Developer Modern Storyteller certainly live up to their name with their debut title, a mystery adventure game with a generous helping of time travel. Not only are the characters well acted and well written, but they’re well developed to boot. I found myself growing to like (or despise) a number of The Forgotten City’s citizens, who all come off as real people, with distinct wants and needs. With my positive and negative feelings towards characters came a genuine desire to help them (or not), which made completing quests all the more satisfying.
Which is important, since questing is the name of the game in The Forgotten City. With the exception of a brief FPS segment, you’ll spend most of your time exploring the city and talking to its residents. There’s lots to see, and what you do — as well as what order you do it in — is incredibly flexible.
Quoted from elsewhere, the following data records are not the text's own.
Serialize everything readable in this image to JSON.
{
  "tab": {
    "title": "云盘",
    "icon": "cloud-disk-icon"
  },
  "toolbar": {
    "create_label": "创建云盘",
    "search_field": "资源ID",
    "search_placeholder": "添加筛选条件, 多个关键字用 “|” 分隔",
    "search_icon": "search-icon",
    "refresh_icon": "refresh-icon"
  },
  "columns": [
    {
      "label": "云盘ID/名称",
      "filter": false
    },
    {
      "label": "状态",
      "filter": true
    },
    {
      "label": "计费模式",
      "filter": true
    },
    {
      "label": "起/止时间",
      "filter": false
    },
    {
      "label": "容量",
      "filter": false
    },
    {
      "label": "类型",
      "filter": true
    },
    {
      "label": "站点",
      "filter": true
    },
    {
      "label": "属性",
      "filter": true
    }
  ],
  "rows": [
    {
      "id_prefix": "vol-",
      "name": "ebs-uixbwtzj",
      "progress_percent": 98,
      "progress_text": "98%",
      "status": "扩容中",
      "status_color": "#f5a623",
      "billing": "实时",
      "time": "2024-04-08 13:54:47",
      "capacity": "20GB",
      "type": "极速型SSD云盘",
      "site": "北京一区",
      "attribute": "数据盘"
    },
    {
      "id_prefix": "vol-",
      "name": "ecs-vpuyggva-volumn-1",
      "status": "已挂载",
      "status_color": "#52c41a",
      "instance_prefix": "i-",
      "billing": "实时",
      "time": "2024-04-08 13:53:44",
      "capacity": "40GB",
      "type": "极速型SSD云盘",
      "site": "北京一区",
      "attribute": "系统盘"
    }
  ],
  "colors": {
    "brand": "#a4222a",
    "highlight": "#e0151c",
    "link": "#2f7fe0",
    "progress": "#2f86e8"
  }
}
More than any other RPG-style game I’ve played, The Forgotten City actually gives you multiple choices when it comes to approaching a given obstacle.
For example, one quest has you seeking out a particular item that sits behind a locked door. There’s at least three ways to get to the item: you can convince someone to give you the key, you can follow someone through the locked door, or you can find a hidden path that leads into the room. All of the solutions are logical, and at least 1 is made readily apparent. The variety of options isn’t just for show, however. When quests with multiple solutions, they feel less “gamey” and more like a real-world problem, which in turn increases the sense of immersion.
Speaking of immersion, fans of Roman history will find quite a lot of “living” history to dip into here. There are quite a few historical tidbits to be found, from the graffiti on the walls to the lives of the characters. The setting as a whole is wonderfully realized, and does a decent job of showing-not-telling (necessary exposition dumps aside). The handful of things I googled also came back as historically accurate, so it appears Modern Storyteller did their research. There’s some fantastic attention to detail, and you can even find a sponge-on-a-stick or two in the baths.
All that being said, there are times where cracks appear in the columns. There are some serious load times when you enter a new area, and everyone you try to speak to has to take a few seconds to collect their thoughts, then another moment to turn around and settle on their heels, before they can begin speaking. Despite being relatively well-modeled, many of the characters have that uncanny valley, thousand yard stare that all RPG players know by now. Maybe it was unavoidable, given that the game started life as a Skyrim mod — some of Bethesda’s least endearing quirks seem to have rubbed off on The Forgotten City.
None of the minor quibbles I had detracted seriously from the overall experience, however, and I had a ton of fun exploring all the city’s nooks and crannies. The ending is also incredibly satisfying, and manages to neatly plug any apparent plot holes when the curtain is finally drawn back. It only took me about six hours to finish my first playthrough, but with 4 different endings, and a ton of ways to reach them, you could easily squeeze a lot more playtime out of The Forgotten City if you were so inclined (I certainly was).
Modern Storyteller has truly impressed with their freshman release, and I look forward to what they do next! The Forgotten City releases tomorrow, July 28th, on all major platforms.